Skoro w sumie okazało się, ze pomoc nie była potrzebna, to w naszym wypadku
było by to nieudolne usiłowanie - strasznie cieniutkie.
Po za tym masz rację. Jakoś się tym szpitalem zasugerowałem. Faktycznie,
jeśli obrażenia nieznaczne, to tylko wykroczenie.
-
20. Data: 2004-07-28 21:34:37
Temat: Re: potršcenie rowerzysty i ucieczka
Od: "Robert Tomasik" <r...@g...pl>
Użytkownik "Johnson" <j...@a...pl.nospam> napisał w wiadomości
news:ce85lp$se0$1@news.onet.pl...
> > A usiłowanie zabójstwa też jest tylko wykroczeniem, a nie przestępstwem
?
> > Przykładowo celuję do kogoś z broni palnej - jak trafię i zabiję to
będzie
> > przestępstwo, jeżeli nie trafię to tylko wykroczenie ?
>
> A czy ja napisałem coś podobnego? Może po prostu przeczytaj sobie znamiona
z
> kodeksu karnego przestępstwa z art. 177 kk i wtedy Cię oświeci.
> Nie jest możliwe usiłowanie przestępstwa nieumyślnego - art. 13 kk - tego
chyba
> uczą już na II roku prawa.
Uważam, że masz rację. By z tym zejść na usiłowanie zabójstwa, konieczne
było by udowodnienie, ze to nie był ewentualnie wypadek, a celowe działanie.
Czyli że kierujący miał zamiar wjechać w rowerzystkę. Wówczas usiłowanie
zabójstwa by pewnie dało się dowieść.
>
> >
> > Ja osobiście trzymałbym się wersji: pijany (są świadkowie), ucieczka z
> > miejsca wypadku = przestępstwo.

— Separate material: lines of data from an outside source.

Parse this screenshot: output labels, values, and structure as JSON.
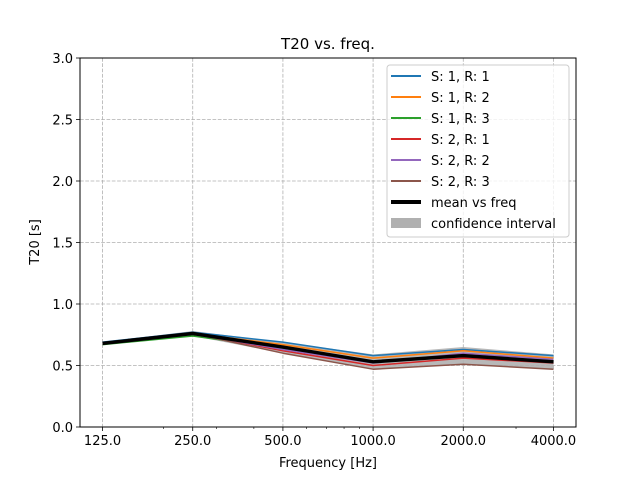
{
  "chart_data": {
    "type": "line",
    "title": "T20 vs. freq.",
    "xlabel": "Frequency [Hz]",
    "ylabel": "T20 [s]",
    "x_scale": "log",
    "x": [
      125,
      250,
      500,
      1000,
      2000,
      4000
    ],
    "x_tick_labels": [
      "125.0",
      "250.0",
      "500.0",
      "1000.0",
      "2000.0",
      "4000.0"
    ],
    "ylim": [
      0.0,
      3.0
    ],
    "y_ticks": [
      0.0,
      0.5,
      1.0,
      1.5,
      2.0,
      2.5,
      3.0
    ],
    "y_tick_labels": [
      "0.0",
      "0.5",
      "1.0",
      "1.5",
      "2.0",
      "2.5",
      "3.0"
    ],
    "grid": true,
    "grid_style": "dashed",
    "legend_position": "top-right",
    "series": [
      {
        "name": "S: 1, R: 1",
        "color": "#1f77b4",
        "values": [
          0.69,
          0.77,
          0.69,
          0.58,
          0.63,
          0.58
        ]
      },
      {
        "name": "S: 1, R: 2",
        "color": "#ff7f0e",
        "values": [
          0.68,
          0.76,
          0.67,
          0.56,
          0.62,
          0.56
        ]
      },
      {
        "name": "S: 1, R: 3",
        "color": "#2ca02c",
        "values": [
          0.67,
          0.74,
          0.64,
          0.53,
          0.58,
          0.54
        ]
      },
      {
        "name": "S: 2, R: 1",
        "color": "#d62728",
        "values": [
          0.68,
          0.76,
          0.62,
          0.5,
          0.56,
          0.52
        ]
      },
      {
        "name": "S: 2, R: 2",
        "color": "#9467bd",
        "values": [
          0.68,
          0.76,
          0.63,
          0.52,
          0.6,
          0.55
        ]
      },
      {
        "name": "S: 2, R: 3",
        "color": "#8c564b",
        "values": [
          0.68,
          0.76,
          0.6,
          0.47,
          0.51,
          0.47
        ]
      }
    ],
    "mean": {
      "name": "mean vs freq",
      "color": "#000000",
      "values": [
        0.68,
        0.76,
        0.65,
        0.53,
        0.58,
        0.53
      ]
    },
    "confidence_interval": {
      "name": "confidence interval",
      "color": "#b0b0b0",
      "lower": [
        0.67,
        0.74,
        0.6,
        0.47,
        0.51,
        0.47
      ],
      "upper": [
        0.69,
        0.78,
        0.69,
        0.59,
        0.65,
        0.59
      ]
    }
  }
}
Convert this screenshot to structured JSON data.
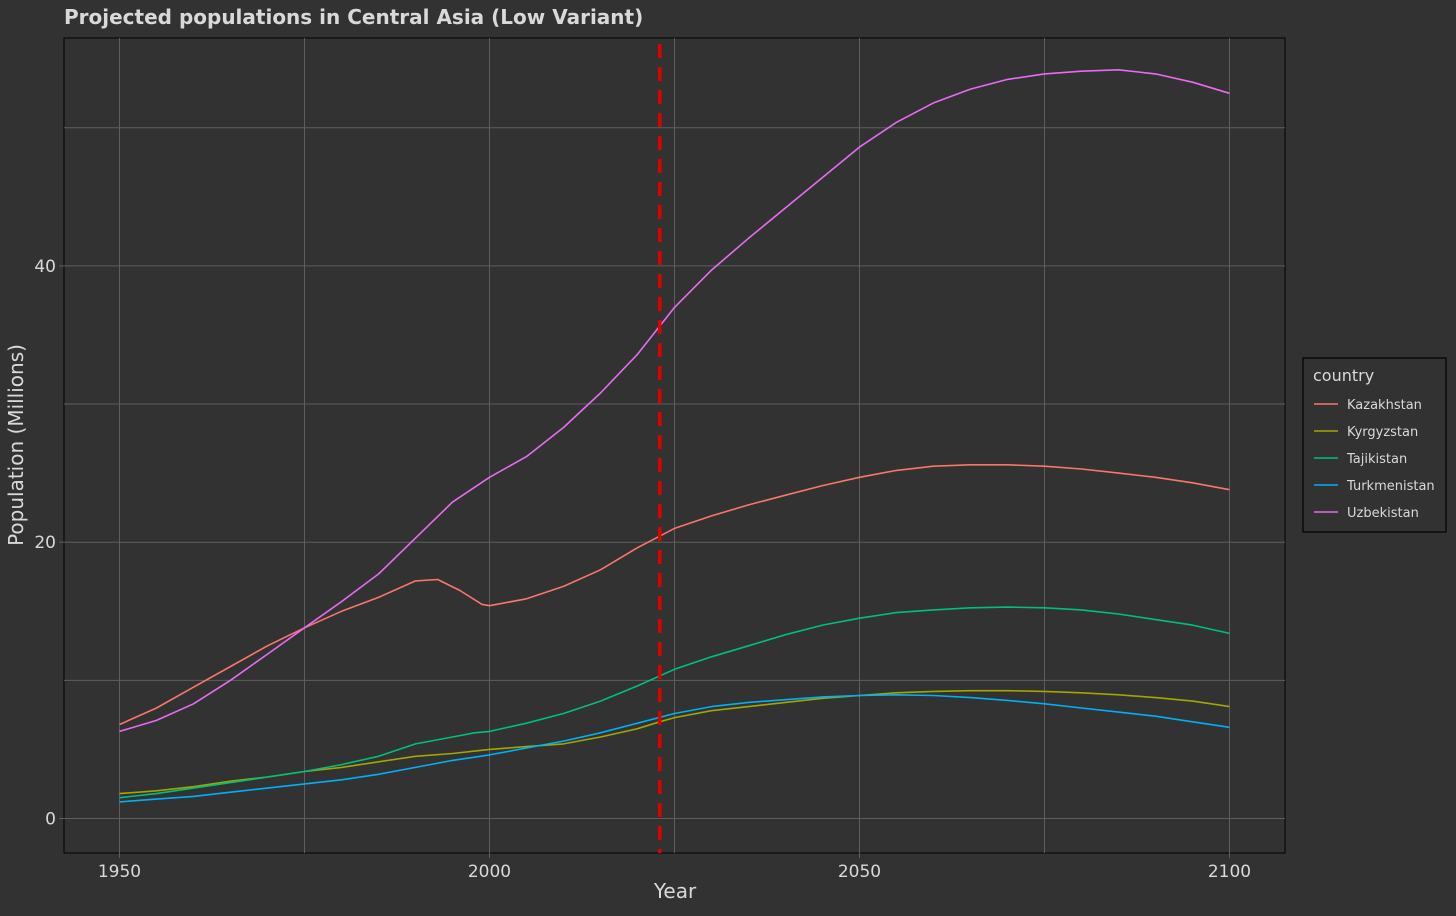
{
  "chart_data": {
    "type": "line",
    "title": "Projected populations in Central Asia (Low Variant)",
    "xlabel": "Year",
    "ylabel": "Population (Millions)",
    "xlim": [
      1942.5,
      2107.5
    ],
    "ylim": [
      -2.5,
      56.5
    ],
    "x_ticks": [
      1950,
      2000,
      2050,
      2100
    ],
    "y_ticks": [
      0,
      20,
      40
    ],
    "x_minor_ticks": [
      1975,
      2025,
      2075
    ],
    "y_minor_ticks": [
      10,
      30,
      50
    ],
    "grid": true,
    "legend": {
      "title": "country",
      "position": "right"
    },
    "reference_line": {
      "x": 2023,
      "style": "dashed",
      "color": "#e00000"
    },
    "colors": {
      "background": "#323232",
      "panel": "#323232",
      "grid": "#5e5e5e",
      "text": "#d9d9d9"
    },
    "series": [
      {
        "name": "Kazakhstan",
        "color": "#F8766D",
        "points": [
          [
            1950,
            6.8
          ],
          [
            1955,
            8.0
          ],
          [
            1960,
            9.5
          ],
          [
            1965,
            11.0
          ],
          [
            1970,
            12.5
          ],
          [
            1975,
            13.8
          ],
          [
            1980,
            15.0
          ],
          [
            1985,
            16.0
          ],
          [
            1990,
            17.2
          ],
          [
            1993,
            17.3
          ],
          [
            1996,
            16.5
          ],
          [
            1999,
            15.5
          ],
          [
            2000,
            15.4
          ],
          [
            2005,
            15.9
          ],
          [
            2010,
            16.8
          ],
          [
            2015,
            18.0
          ],
          [
            2020,
            19.6
          ],
          [
            2025,
            21.0
          ],
          [
            2030,
            21.9
          ],
          [
            2035,
            22.7
          ],
          [
            2040,
            23.4
          ],
          [
            2045,
            24.1
          ],
          [
            2050,
            24.7
          ],
          [
            2055,
            25.2
          ],
          [
            2060,
            25.5
          ],
          [
            2065,
            25.6
          ],
          [
            2070,
            25.6
          ],
          [
            2075,
            25.5
          ],
          [
            2080,
            25.3
          ],
          [
            2085,
            25.0
          ],
          [
            2090,
            24.7
          ],
          [
            2095,
            24.3
          ],
          [
            2100,
            23.8
          ]
        ]
      },
      {
        "name": "Kyrgyzstan",
        "color": "#A3A500",
        "points": [
          [
            1950,
            1.8
          ],
          [
            1955,
            2.0
          ],
          [
            1960,
            2.3
          ],
          [
            1965,
            2.7
          ],
          [
            1970,
            3.0
          ],
          [
            1975,
            3.4
          ],
          [
            1980,
            3.7
          ],
          [
            1985,
            4.1
          ],
          [
            1990,
            4.5
          ],
          [
            1995,
            4.7
          ],
          [
            2000,
            5.0
          ],
          [
            2005,
            5.2
          ],
          [
            2010,
            5.4
          ],
          [
            2015,
            5.9
          ],
          [
            2020,
            6.5
          ],
          [
            2023,
            7.0
          ],
          [
            2025,
            7.3
          ],
          [
            2030,
            7.8
          ],
          [
            2035,
            8.1
          ],
          [
            2040,
            8.4
          ],
          [
            2045,
            8.7
          ],
          [
            2050,
            8.9
          ],
          [
            2055,
            9.1
          ],
          [
            2060,
            9.2
          ],
          [
            2065,
            9.25
          ],
          [
            2070,
            9.25
          ],
          [
            2075,
            9.2
          ],
          [
            2080,
            9.1
          ],
          [
            2085,
            8.95
          ],
          [
            2090,
            8.75
          ],
          [
            2095,
            8.5
          ],
          [
            2100,
            8.1
          ]
        ]
      },
      {
        "name": "Tajikistan",
        "color": "#00BF7D",
        "points": [
          [
            1950,
            1.5
          ],
          [
            1955,
            1.8
          ],
          [
            1960,
            2.2
          ],
          [
            1965,
            2.6
          ],
          [
            1970,
            3.0
          ],
          [
            1975,
            3.4
          ],
          [
            1980,
            3.9
          ],
          [
            1985,
            4.5
          ],
          [
            1990,
            5.4
          ],
          [
            1995,
            5.9
          ],
          [
            1998,
            6.2
          ],
          [
            2000,
            6.3
          ],
          [
            2005,
            6.9
          ],
          [
            2010,
            7.6
          ],
          [
            2015,
            8.5
          ],
          [
            2020,
            9.6
          ],
          [
            2025,
            10.8
          ],
          [
            2030,
            11.7
          ],
          [
            2035,
            12.5
          ],
          [
            2040,
            13.3
          ],
          [
            2045,
            14.0
          ],
          [
            2050,
            14.5
          ],
          [
            2055,
            14.9
          ],
          [
            2060,
            15.1
          ],
          [
            2065,
            15.25
          ],
          [
            2070,
            15.3
          ],
          [
            2075,
            15.25
          ],
          [
            2080,
            15.1
          ],
          [
            2085,
            14.8
          ],
          [
            2090,
            14.4
          ],
          [
            2095,
            14.0
          ],
          [
            2100,
            13.4
          ]
        ]
      },
      {
        "name": "Turkmenistan",
        "color": "#00B0F6",
        "points": [
          [
            1950,
            1.2
          ],
          [
            1955,
            1.4
          ],
          [
            1960,
            1.6
          ],
          [
            1965,
            1.9
          ],
          [
            1970,
            2.2
          ],
          [
            1975,
            2.5
          ],
          [
            1980,
            2.8
          ],
          [
            1985,
            3.2
          ],
          [
            1990,
            3.7
          ],
          [
            1995,
            4.2
          ],
          [
            2000,
            4.6
          ],
          [
            2005,
            5.1
          ],
          [
            2010,
            5.6
          ],
          [
            2015,
            6.2
          ],
          [
            2020,
            6.9
          ],
          [
            2025,
            7.6
          ],
          [
            2030,
            8.1
          ],
          [
            2035,
            8.4
          ],
          [
            2040,
            8.6
          ],
          [
            2045,
            8.8
          ],
          [
            2050,
            8.9
          ],
          [
            2055,
            8.95
          ],
          [
            2060,
            8.9
          ],
          [
            2065,
            8.75
          ],
          [
            2070,
            8.55
          ],
          [
            2075,
            8.3
          ],
          [
            2080,
            8.0
          ],
          [
            2085,
            7.7
          ],
          [
            2090,
            7.4
          ],
          [
            2095,
            7.0
          ],
          [
            2100,
            6.6
          ]
        ]
      },
      {
        "name": "Uzbekistan",
        "color": "#E76BF3",
        "points": [
          [
            1950,
            6.3
          ],
          [
            1955,
            7.1
          ],
          [
            1960,
            8.3
          ],
          [
            1965,
            10.0
          ],
          [
            1970,
            11.9
          ],
          [
            1975,
            13.8
          ],
          [
            1980,
            15.7
          ],
          [
            1985,
            17.7
          ],
          [
            1990,
            20.3
          ],
          [
            1995,
            22.9
          ],
          [
            2000,
            24.7
          ],
          [
            2005,
            26.2
          ],
          [
            2010,
            28.3
          ],
          [
            2015,
            30.8
          ],
          [
            2020,
            33.6
          ],
          [
            2025,
            37.0
          ],
          [
            2030,
            39.7
          ],
          [
            2035,
            42.0
          ],
          [
            2040,
            44.2
          ],
          [
            2045,
            46.4
          ],
          [
            2050,
            48.6
          ],
          [
            2055,
            50.4
          ],
          [
            2060,
            51.8
          ],
          [
            2065,
            52.8
          ],
          [
            2070,
            53.5
          ],
          [
            2075,
            53.9
          ],
          [
            2080,
            54.1
          ],
          [
            2085,
            54.2
          ],
          [
            2090,
            53.9
          ],
          [
            2095,
            53.3
          ],
          [
            2100,
            52.5
          ]
        ]
      }
    ]
  }
}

Oczywiście o ile da się znaleźć sprawcę.
>
> Pijaństwa w sensie stężenia alkoholu we krwi nie da się tak łatwo
udowodnić za
> pomocą świadka. Sam fakt ucieczki nie jest wystarczającym znamieniem to
> przyjęcia przestępstwa. Też odsyłam do kk.
Potwierdzam to. Czasem bywa, że nawet policjant widzi gościa, że jest
pijany, rozmawia z nim i w ogóle. Ale jeśli z jakiegoś powodu nie ma badań
na zawartość alkoholu (sprawca ucieknie, zepsuje się próbka krwi wysłana do
laboratorium, fiolka pęknie czy wreszcie zginie gdzieś w ferworze walki) to
próba udowodnienia staniu nietrzeźwości przed sądem idzie bardzo, ale to
bardzo opornie.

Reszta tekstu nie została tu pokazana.